Brunswick, Maine 040ll
FOOTNOTES******************************** {1}. This is the second time this matter has been before us on appeal. For a more comprehensive recitation of Robards's interactions with Cotton Mill, see Robards v. Cotton Mill Assocs., 677 A.2d 540, 542 (Me. 1996) (Robards I). {2}. 24 C.F.R. §100.202(c) (1997) provides: (c) It shall be unlawful to make an inquiry to determine whether an applicant for a dwelling, a person intending to reside in that dwelling after it is sold, rented or made available, or any person associated with that person, has a handicap or to make inquiry as to the nature or severity of a handicap of such a person.

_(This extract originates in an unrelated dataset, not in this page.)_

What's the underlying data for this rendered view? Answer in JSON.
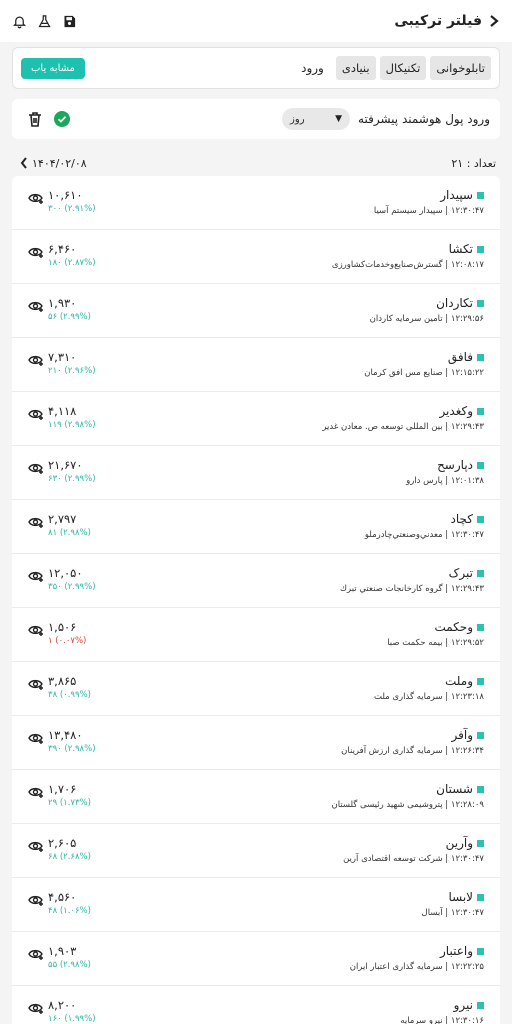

However, this paragraph does not prohibit the following inquiries, provided these inquiries are made of all applicants, whether or not they have handicaps: (1) Inquiry into an applicant's ability to meet the requirements of ownership or tenancy; (2) Inquiry to determine whether an applicant is qualified for a dwelling available only to persons with handicaps or to persons with a particular type of handicap; .... {3}. 5 M.R.S.A. § 4622 (1989), as it existed in 1991, provided: No attorneys' fees under section 4614 and no civil penal damages under section 4613 may be awarded to a plaintiff in a civil action under this Act unless the plaintiff alleges and establishes that, prior to the filing of the civil action, the plaintiff first filed a complaint with the commission and the commission either: .... B. Failed, within 90 days after finding reasonable grounds to believe that unlawful discrimination occurred, to enter into a conciliation agreement to which the plaintiff was a party. Section 4622 has since been amended to allow a plaintiff, who has received a right-to-sue letter from the Commission, to pursue attorney fees and civil penal damages in a civil action. 5 M.R.S.A. § 4622 (Pamph. 1997).